Lakin, çok sakin bir şekilde söyleyelim ki; Beşiktaş Camiası'nı o fotoğraf karesinde buluşturmak istemeyen güçler var.
Amatör ruh, profesyonel düşünce içinde hazırlanmış bu filmde belki birşeyler hissedeceksiniz.
Kıpır kıpır olan yanınıza kulak verin.

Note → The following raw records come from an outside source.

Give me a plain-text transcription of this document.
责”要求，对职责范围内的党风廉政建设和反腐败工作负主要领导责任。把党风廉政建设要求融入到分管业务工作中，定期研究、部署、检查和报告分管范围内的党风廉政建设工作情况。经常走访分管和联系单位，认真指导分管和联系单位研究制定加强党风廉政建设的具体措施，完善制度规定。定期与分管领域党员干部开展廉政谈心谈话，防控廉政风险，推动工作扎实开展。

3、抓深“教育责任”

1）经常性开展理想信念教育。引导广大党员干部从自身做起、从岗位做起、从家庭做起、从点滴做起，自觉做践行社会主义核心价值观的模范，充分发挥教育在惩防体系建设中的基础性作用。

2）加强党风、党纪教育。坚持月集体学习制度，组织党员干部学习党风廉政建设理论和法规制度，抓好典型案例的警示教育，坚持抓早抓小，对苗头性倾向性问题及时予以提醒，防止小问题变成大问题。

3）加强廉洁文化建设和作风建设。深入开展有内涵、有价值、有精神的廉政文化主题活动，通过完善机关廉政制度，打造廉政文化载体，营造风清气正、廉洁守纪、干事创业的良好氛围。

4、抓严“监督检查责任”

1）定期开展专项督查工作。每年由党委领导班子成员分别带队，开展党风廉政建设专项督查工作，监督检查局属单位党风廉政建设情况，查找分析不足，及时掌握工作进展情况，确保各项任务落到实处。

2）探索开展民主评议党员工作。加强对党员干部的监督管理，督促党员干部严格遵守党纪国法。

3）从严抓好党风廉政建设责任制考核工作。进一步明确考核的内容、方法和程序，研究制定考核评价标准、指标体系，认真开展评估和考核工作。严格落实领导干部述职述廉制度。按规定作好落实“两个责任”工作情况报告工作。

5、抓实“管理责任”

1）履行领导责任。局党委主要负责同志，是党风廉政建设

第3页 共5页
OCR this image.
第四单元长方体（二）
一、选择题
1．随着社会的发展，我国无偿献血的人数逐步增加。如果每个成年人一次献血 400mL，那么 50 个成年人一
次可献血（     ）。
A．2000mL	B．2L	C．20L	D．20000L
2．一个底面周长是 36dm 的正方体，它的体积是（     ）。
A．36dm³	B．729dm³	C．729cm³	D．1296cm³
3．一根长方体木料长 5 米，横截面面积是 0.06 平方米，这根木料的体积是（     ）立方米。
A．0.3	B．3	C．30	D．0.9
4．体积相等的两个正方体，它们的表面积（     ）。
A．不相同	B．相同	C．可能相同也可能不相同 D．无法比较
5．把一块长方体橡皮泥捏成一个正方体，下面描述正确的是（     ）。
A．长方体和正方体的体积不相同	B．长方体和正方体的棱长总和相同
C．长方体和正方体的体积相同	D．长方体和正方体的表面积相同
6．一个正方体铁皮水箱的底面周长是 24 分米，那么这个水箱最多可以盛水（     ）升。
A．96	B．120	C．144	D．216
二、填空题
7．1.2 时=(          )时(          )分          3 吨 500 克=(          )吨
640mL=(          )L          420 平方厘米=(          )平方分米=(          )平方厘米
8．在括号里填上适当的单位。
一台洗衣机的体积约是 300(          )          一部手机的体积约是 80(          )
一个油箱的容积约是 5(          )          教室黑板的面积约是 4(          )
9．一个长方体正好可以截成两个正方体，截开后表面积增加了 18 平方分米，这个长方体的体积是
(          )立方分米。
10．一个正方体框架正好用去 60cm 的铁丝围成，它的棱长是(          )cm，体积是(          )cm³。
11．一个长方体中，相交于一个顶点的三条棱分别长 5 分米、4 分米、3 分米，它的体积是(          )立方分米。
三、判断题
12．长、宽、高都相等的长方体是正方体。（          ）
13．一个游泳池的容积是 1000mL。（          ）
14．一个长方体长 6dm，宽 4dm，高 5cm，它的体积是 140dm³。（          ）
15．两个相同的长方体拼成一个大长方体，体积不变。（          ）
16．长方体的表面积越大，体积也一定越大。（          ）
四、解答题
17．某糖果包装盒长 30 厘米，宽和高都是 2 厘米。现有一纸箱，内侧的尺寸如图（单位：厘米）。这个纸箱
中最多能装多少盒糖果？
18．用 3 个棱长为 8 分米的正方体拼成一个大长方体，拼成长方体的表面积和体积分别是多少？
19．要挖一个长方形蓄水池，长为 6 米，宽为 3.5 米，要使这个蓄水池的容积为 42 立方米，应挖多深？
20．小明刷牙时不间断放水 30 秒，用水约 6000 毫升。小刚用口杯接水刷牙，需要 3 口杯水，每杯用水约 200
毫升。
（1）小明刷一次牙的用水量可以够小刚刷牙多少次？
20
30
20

Çünkü o yanınız size mutlu bir fotoğraf karesinin adresini söyleyecektir.
Beşiktaş'ı yaşamak, Çarşı'yı hissetmek, tutkunlarına bir peri masalı gibidir.
Dinleyenlerine bir zamk gibi yapışan bu aşk yaşayanlarına neler eylemektedir?
Hiç düşündünüz mü?
Devamlı sırtında kamburla dolaşan, ama negatif ama pozitif mutlaka eleştirilen, her daim içine çomak sokulan, dudak dudağa bile hayalken, göz göze sevişmelerine bile ferman çıkartılan bu coğrafyayı...
Hiç düşündünüz mü?
Bağırıyorken de, bağırmıyorken de her şekilde her dönemde para alıyorlar düye suçlanan, seviyesiz muhabbetlerin odak noktası bu haritanın ızdıraplarını hiç düşündünüz mü?
Ve siz "karşı" olmak ne demektir bilir misiniz?
Düşünün bakalım.
Tam 1,5 saatiniz var.
Mahallenin hep kötü çocuğuyduk.
Hep içimizden, gönlümüzden birşeyler katmaya çalıştık.
Ama yalnızca çalıştık.
Zaman denilen amansız girdapla hep dalga geçtik.
Zamanın tümünü Beşiktaş'la geçiren bu kitlenin ne yaptığını "zaman" bile anlayamazdı eminiz.
İyi, kötü, güzel, çirkin, farklı, ayrıcalıklı, hit ve hep bir numara birçok imzamız oldu.
Her şeyi Beşiktaş için yaptığımıza kalıbımızı basardık.
Hala da basarız.
Lakin bunları yaparken, galiba sanırım zannediyorum ve hissediyorum ki zarar veriyormuşuz.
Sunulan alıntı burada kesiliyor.